School Librarians as a Literacy Specialist...Not a Babysitter

In our district, the Library Media Centers (LMCs) are a dumping ground.  

As per the contract, K-5 teachers send their students to the LMC for 30 minutes a week as a Special, like Art, Music or PE.  During the 30 minutes, students receive a mini-lesson on a variety of topics including digital literacy, library expectations and procedures, keyboarding practice, digital citizenship and more.  They are also allowed, clearly, to check out books.  The checkout process can take around 10-15 minutes which doesn't leave very much time for the LMC director to execute their curriculum.

The LMC Directors want change!  In a recent article put out by The Guardian, "...[revolutionizing the school LMC] means a great deal...the library has the capacity to enjoy its own renaissance. Because of the digital revolution it is no longer just about the printed book. As a space, it is about inspiring young people." 

Our LMCs have that potential.  I've seen it happen.  Just yesterday, I popped in on one of our LMC Directors, Ms. Erin Preder, in the middle of a collaboration session with a fellow 5th-grade teacher and his students.  She and the class used Story by Disney, a FREE iPhone/iPad app, to create a Digital Story of the LMC Expectations.  The entire process took only 27 minutes from start (brainstorming rules) to finish (watching what they created).  Unlike the regulary scheduled 30-minute LMC blocks, the teacher stayed with the class and handled the management of the class while Ms. Preder led the class in collaborating, creating and technology instruction.

Ms. Preder displaying the final product to the participating class before publishing

As witness to this project, I can attest that it was collaboration at its best.  Both the teacher and Erin were working together to manage the class and maintain an authentic learning environment.  Erin and the students were working interdependently to create the final product.  Students were engaged from start to finish because they saw the relevancy and reward of the lesson design, the process, the procedures and the final product.  The students had buy-in because they were to be featured in the LMC Expectations slideshow that is to be viewed by the other classes; they were kept accountable, which also focused their efforts and minimized behavior issues despite the fact that only a single iPad was used for the lesson.  See the final product below:

For me, the entire experience was a glimpse as to how the LMC director should be utilized given the freedom to collaborate and cocreate with fellow staff members.  It's my personal opinion that if all LMC Directors were on a flex schedule, more opportunities like these would be possible, which would ultimately improve school climate, relationships among colleagues, and student engagement.

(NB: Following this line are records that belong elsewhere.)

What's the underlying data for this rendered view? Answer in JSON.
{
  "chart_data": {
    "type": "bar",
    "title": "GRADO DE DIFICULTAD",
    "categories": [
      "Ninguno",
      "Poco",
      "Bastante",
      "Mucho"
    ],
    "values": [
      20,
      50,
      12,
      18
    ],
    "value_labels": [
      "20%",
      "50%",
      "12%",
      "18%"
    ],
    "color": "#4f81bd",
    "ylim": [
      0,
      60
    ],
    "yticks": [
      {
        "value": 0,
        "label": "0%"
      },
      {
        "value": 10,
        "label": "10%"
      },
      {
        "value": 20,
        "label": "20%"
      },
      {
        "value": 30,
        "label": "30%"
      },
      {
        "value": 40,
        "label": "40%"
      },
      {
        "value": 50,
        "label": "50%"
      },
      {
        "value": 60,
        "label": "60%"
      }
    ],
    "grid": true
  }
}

See below to learn more about Ms. Erin Preder and all the wonderful things happening in her LMC.

1 comment:

  1. I totally agree and not just because I was the teacher helping Mrs. Preder. I agree because we as teachers need to come up with more productive ways to get the kids to have fun! I have not taken my kids to the park in three years but I will hapily take them to the library for yet another fun project!